This project aims to implement an efficient algorithm to simulate the N-Body problem using the Barnes-Hut algorithm. The project is designed and implemented in Go, with a major focus on parallelism and improving the performance of the simulation - mainly using 2 parallelisation techniques, BSP and work-stealing queues. The performance of the algorithm is tested across different sizes and input types, with the initial placement of the points generated to be random, in a circle and skewed to form a cluster with sparse outliers, the number of points tested in the range of 10 to 10000, and the number of iterations set between 10 and 1000. The project saves the location of each point after every time step, so as to visualize the movement of the points, the results of which are added to the project benchmarks.
For the parallel implementations, each stage of the algorithm is executed concurrently across 𝑇 threads, with each thread working on 𝑁/𝑇 particles.
Two parallel implementations are compared. First, a Bulk Synchronous Pattern (BSP) based approach is implemented, which is a great fit for this algorithm due to the nature of distinct supersteps. Barriers (built using condition variables) were used to separate logical supersteps to synchronize the execution of the different threads. No thread is allowed to proceed with further computation until all threads have reached that barrier, thus ensuring data consistency between the supersteps. This is an ideal solution for this system, as the Barnes-Hut algorithm is inherently divided into clear supersteps.
The second implementation involved the use of work-stealing queues. The skewness and clustering of the initial data points hinted that distributing the work in terms of number of points might not be an ideal approach, as in cases of clusters, there would be an imbalance in the work assigned to each thread. Work-stealing queues would effectively solve this problem by ensuring that threads have an opportunity to steal other threads’ work, resulting in an effective increase in the overall parallelism. The work-stealing queue was implemented using a double-ended queue, where the bottom of the queue is accessible to the owner thread (and supports both the pop and push operations), whereas other steal can only pop any pending jobs from the top of the queue.
To replicate the experiment, the user must cd
to the /<path-to-local>/benchmarks
directory, update the graph.sh file with the correct parameters for slurm, and execute the command: sbatch graph.sh.
The process then calls a python script that handles the execution of the process to replicate the experiment. The python script performs the following operations:
- Calls the process in sequential mode and records the time
- Calls the process with combinations of various parameters - pattern of initializing points, number of iterations/time steps, number of points, number of threads and the parallel mode (BSP or work stealing)

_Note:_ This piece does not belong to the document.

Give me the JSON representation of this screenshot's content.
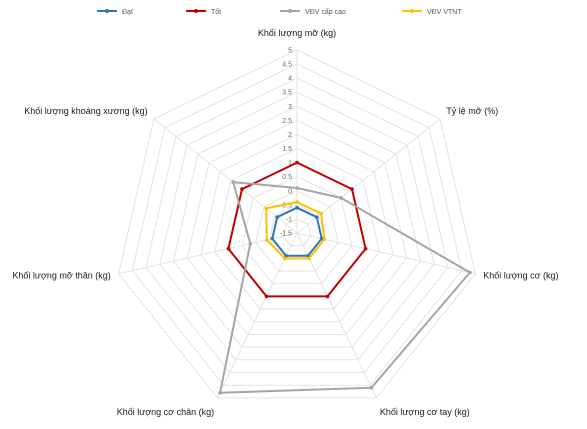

- Calculates the observed speedup from the execution times
- Generates graphs between the number of threads and speedup comparing different
parameter combinations.
The slurm logs are generated in the slurm/out folder, and the benchmarks are recorded in the benchmarks.txt file, both located in the
/<path-to-local>/benchmarks
folder.
To run specific versions of the program, the user must cd to the /<path-to-local>
directory and run the nBody.go file as go run nBody.go <args>
. The process supports the following arguments, in order:
- Mode - this takes values s (sequential), bsp (barrier based parallelisation), ws (work stealing based parallelisation). The default is sequential.
- nPoints - This is the number of generated points. The default is 3000.
- nIters - This is the number of iterations/time steps. The default is 200.
- numThreads - Number of threads for the parallel implementations. The default is 8.
- Logging - This indicates whether logging or file write is enabled. The default is true.
- initPoints - This is the initial setup of points. This takes values random (which initializes points randomly in a subspace), circle (which initializes points in a circle), and skewed (which initializes points in a cluster and adds some sparse outliers).
If logging is set to true, the process writes the generated location of the points after every time step into a file particles_<mode>.py
. These change of locations can be converted into a gif using the plot_particles.py file in the benchmarks folder, by providing <mode>
as an argument. The result of two such sample runs with 16 points and 200 iterations initialized in a circle is included in the repository.